For the English-speaking world, the book that more than any other defines the magic — or fairy — tale is Children’s and Household Tales by Jakob and Wilhelm Grimm, first published in Germany in 1812, and translated (or adapted: it was seriously toned down) into English by Edgar Taylor in 1823. For the Grimms, as for other Romantic writers, these traditional tales were the repository of an authentic, national culture, under dual threat from industrialisation and invasion by Napoleon’s France.

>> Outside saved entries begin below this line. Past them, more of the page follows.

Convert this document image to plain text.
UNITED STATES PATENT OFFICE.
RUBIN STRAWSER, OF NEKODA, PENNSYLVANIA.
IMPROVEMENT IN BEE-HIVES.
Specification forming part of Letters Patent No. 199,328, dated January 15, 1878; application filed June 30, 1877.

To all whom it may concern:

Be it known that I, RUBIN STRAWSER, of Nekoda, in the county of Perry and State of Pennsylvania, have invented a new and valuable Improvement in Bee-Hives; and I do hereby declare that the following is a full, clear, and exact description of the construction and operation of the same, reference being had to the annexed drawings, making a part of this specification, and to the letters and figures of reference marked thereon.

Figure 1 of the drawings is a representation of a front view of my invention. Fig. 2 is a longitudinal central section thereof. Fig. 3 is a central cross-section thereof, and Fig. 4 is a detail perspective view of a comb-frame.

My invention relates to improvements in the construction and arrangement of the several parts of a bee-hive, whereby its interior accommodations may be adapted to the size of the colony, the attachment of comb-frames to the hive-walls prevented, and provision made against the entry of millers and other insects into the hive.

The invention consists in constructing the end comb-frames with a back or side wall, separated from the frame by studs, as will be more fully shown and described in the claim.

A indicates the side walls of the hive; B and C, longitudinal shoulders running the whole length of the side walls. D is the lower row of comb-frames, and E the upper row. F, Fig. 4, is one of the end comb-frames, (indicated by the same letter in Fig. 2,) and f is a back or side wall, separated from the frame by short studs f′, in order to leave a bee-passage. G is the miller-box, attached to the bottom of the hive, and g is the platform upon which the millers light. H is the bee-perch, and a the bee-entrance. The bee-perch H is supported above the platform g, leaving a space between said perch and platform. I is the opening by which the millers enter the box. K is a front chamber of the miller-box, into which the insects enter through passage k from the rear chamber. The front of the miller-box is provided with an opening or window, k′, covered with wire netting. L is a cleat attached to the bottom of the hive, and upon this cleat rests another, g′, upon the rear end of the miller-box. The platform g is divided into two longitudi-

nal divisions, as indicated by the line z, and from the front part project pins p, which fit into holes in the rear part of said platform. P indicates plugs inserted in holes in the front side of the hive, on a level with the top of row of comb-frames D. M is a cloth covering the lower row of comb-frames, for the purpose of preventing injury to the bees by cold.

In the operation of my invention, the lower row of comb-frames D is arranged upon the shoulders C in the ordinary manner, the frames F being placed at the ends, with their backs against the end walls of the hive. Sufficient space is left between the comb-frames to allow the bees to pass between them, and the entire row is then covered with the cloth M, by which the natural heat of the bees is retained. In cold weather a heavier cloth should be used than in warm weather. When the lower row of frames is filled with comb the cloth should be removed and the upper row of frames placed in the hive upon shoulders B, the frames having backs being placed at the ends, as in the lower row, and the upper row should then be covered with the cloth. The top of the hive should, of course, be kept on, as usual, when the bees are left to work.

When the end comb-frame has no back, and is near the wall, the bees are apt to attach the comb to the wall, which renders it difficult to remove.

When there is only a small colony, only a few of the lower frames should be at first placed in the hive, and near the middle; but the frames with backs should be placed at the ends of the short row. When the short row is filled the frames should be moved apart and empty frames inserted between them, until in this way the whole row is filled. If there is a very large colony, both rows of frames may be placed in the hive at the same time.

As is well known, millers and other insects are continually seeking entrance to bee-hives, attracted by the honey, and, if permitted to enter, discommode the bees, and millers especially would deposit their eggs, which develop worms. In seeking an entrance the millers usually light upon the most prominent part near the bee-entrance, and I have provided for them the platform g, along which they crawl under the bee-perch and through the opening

Educated Russian interest in folk traditions followed a similar trajectory: the first great Russian folklorist, Aleksandr Afanasyev, assembled his vast collection in the middle years of the 19th century. But if the Russian high culture of the time was closely connected to the rest of Europe, its folk traditions were not. St Petersburg, with its French-speaking salons and its Prussian-style bureaucracy, may have been built as a ‘window on the West’, but much of the rest of the country was (and is) at least as open to Asia as to Europe.

The tales in this wide-ranging anthology speak of a distinct culture, linked to our own via shared Indo-European origins, but with its own characters and characteristics — though some old friends (the wicked stepmother, that clever frog with the trick of mutating into a prince…) do make an appearance.

The magic tales here fall into two categories, each given roughly equal space: those transcribed, often verbatim, at traditional storytelling occasions by folklorists such as Afanasyev; and those composed in writing by ‘literary’ authors like Pushkin and Platonov, and imprinted with the individual sensibility of their creator.

The traditional folk tales are delightfully unsanitised. ‘In Pigskin’, a version of ‘Cinderella’, a beautiful girl escapes the clutches, not of two slave-driving older sisters, but of her lecherous father, who has fallen in lust with her after his wife’s death.